Nosso mandato tem acompanhado com preocupação e prudência as informações relativas à expansão da pandemia de coronavírus (Covid-19), seus desdobramentos no Brasil e, mais especificamente, seus impactos sobre a saúde pública no Ceará. O vírus, infelizmente, já está entre nós e o perigo de uma contaminação vertiginosa é realidade. Até esta segunda-feira (16), mais de 200 casos haviam sido confirmados em nosso país, sendo nove deles no estado, o que reforça a necessidade de um protocolo de providências e cuidados, tanto por parte do poder público quanto por parte da população.
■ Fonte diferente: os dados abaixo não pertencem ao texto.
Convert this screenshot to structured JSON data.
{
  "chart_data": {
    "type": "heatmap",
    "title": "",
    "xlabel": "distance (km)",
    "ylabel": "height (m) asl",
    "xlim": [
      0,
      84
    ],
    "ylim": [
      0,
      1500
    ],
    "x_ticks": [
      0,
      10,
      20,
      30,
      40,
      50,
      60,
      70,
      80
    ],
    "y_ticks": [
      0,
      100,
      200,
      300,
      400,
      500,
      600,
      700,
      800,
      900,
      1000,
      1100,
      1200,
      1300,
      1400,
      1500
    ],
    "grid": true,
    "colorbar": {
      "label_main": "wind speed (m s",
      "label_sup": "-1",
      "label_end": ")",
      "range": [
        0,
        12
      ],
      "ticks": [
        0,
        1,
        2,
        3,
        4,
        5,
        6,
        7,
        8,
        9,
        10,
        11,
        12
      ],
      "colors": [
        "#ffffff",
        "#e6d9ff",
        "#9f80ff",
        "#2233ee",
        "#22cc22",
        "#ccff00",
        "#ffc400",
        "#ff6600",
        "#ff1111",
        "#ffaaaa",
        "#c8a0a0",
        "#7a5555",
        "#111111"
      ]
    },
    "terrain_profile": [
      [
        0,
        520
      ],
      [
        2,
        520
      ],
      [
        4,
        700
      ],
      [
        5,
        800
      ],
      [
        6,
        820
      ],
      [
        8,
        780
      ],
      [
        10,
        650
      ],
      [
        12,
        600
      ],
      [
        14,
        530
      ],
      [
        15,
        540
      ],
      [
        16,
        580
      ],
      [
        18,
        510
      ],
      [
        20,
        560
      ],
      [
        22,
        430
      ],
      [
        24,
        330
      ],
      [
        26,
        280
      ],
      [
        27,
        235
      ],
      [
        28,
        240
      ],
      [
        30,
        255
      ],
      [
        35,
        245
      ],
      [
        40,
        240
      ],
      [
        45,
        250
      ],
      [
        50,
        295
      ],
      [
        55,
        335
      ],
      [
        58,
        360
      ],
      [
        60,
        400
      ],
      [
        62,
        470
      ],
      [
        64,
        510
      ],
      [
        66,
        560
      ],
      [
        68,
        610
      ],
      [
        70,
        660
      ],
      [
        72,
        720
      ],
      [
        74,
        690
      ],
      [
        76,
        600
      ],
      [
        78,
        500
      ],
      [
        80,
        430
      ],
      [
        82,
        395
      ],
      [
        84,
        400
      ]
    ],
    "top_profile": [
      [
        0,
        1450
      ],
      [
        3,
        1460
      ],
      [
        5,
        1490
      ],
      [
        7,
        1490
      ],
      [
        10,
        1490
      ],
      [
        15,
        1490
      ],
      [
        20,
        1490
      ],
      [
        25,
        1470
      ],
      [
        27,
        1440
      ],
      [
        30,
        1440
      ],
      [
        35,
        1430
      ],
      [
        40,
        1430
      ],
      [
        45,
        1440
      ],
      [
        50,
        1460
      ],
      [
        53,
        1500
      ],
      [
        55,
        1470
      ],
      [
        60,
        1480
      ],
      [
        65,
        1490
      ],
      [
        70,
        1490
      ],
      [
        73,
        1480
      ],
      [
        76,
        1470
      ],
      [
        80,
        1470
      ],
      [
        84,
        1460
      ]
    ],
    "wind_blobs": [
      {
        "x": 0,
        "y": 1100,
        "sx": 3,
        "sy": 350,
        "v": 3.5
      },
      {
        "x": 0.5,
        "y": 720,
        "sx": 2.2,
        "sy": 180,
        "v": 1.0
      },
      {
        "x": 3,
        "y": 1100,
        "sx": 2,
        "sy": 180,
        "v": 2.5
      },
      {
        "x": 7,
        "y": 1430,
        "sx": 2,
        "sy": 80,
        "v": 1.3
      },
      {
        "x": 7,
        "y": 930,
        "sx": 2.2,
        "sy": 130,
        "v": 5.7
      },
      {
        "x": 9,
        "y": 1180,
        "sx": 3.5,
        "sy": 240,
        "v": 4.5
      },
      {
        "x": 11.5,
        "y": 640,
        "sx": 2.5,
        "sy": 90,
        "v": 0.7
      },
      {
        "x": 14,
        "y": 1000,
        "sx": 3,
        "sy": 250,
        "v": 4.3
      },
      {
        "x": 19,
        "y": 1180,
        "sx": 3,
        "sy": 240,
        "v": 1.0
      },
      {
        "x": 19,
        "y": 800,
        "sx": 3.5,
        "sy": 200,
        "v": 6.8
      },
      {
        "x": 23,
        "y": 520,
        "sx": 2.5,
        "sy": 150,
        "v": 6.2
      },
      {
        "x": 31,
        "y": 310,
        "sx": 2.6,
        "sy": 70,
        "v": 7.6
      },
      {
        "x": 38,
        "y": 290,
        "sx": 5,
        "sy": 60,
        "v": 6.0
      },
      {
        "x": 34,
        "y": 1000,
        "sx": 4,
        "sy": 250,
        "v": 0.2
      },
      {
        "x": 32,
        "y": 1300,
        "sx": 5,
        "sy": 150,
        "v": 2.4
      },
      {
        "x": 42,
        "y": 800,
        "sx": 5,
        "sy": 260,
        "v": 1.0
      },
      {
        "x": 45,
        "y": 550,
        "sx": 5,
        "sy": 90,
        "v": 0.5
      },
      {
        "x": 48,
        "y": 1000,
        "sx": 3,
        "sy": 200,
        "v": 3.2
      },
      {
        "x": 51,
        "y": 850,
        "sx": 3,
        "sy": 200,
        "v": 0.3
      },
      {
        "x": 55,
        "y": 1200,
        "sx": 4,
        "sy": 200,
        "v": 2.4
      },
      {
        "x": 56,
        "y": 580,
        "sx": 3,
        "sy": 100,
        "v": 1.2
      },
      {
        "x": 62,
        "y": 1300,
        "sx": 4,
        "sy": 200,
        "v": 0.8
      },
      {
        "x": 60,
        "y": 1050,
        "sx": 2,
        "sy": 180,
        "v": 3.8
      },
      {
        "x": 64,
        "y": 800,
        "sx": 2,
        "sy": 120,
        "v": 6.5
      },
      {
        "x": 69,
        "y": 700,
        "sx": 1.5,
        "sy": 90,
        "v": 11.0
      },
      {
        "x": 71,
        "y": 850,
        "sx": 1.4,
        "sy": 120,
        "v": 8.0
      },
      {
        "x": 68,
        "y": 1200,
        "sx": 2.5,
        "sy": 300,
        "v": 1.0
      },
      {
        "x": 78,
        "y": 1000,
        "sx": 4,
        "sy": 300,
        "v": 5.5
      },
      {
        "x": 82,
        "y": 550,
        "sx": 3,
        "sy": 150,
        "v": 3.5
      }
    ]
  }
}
O momento não é para pânico, mas também não é para desleixo ou negligência.
Estamos colocando as ferramentas de comunicação do nosso gabinete à disposição das instituições de saúde pública para cooperar com os esforços de controle do vírus e ajudar na divulgação das informações necessárias ao enfrentamento da doença. Internamente, estamos seguindo as recomendações das autoridades sanitárias no sentido de evitar reuniões e eventos que possam implicar em aglomeração de pessoas. Foi assim que cancelamos o Seminário de Direitos Humanos e Cidadania que aconteceria hoje em Sobral, promovido pela Comissão de Direitos Humanos e Cidadania da Assembleia Legislativa. O evento foi adiado para uma data ainda a ser definida.
Para além das ações mais imediatas, entretanto, entendemos que esse é um momento de discutir medidas que historicamente são defendidas pelos movimentos sociais e que têm relação direta com o quadro da pandemia. Ao contrário da Europa, temos uma população muito mal nutrida – segundo dados da Organização das Nações Unidas para a Alimentação e a Agricultura (FAO) de 2018, são 13 milhões de brasileiros desnutridos. Além disso, possuímos idosos em situação de grande vulnerabilidade social (no Ceará, são cerca de 800 idosos nas chamadas Instituições de Longa Permanência); um imenso contingente de população em situação de rua (em Fortaleza, estima-se algo em torno de 5 mil pessoas nessas condições) e informalidade recorde do mercado de trabalho.
De acordo com o IBGE, os empregos informais chegam a 41,4% da força de trabalho ocupada no país. Isso significa que milhões de brasileiros e brasileiras, sem qualquer tipo de direito trabalhista ou amparo previdenciário, não podem simplesmente optar pelas alternativas do isolamento ou da quarentena – conforme orientação das autoridades sanitárias para debelar a expansão do vírus. A rigor, essas medidas significariam dias ou semanas inteiras sem trabalho e, consequentemente, sem qualquer tipo de renda.
Temos um contingente de 23 mil presos no Ceará, mais de 1000 adolescentes em atendimento socioeducativo e cerca de 1200 crianças em abrigos. São populações que se apresentam como públicos de alta vulnerabilidade para a contaminação em larga escala do coronavírus. Por isso, é necessário e urgente, entre outras medidas, ampliar os investimentos e o financiamento do Sistema Único de Saúde (SUS), Sistema Nacional de Segurança Alimentar e Nutricional (Sisan) e Sistema Único da Assistência Social (SUAS), que reúne as ferramentas necessárias para proteger grande parcela dessas pessoas. É fundamental fortalecer os serviços socioassistenciais com as populações de rua, idosos e pessoas em privação de liberdade; e os benefícios como bolsa-família, benefício de prestação continuada (BPC) e os benefícios socioassistenciais eventuais. Além disso, é necessário retomar as políticas de segurança alimentar e nutricional e avançar nas políticas de segurança social aos trabalhadores precarizados.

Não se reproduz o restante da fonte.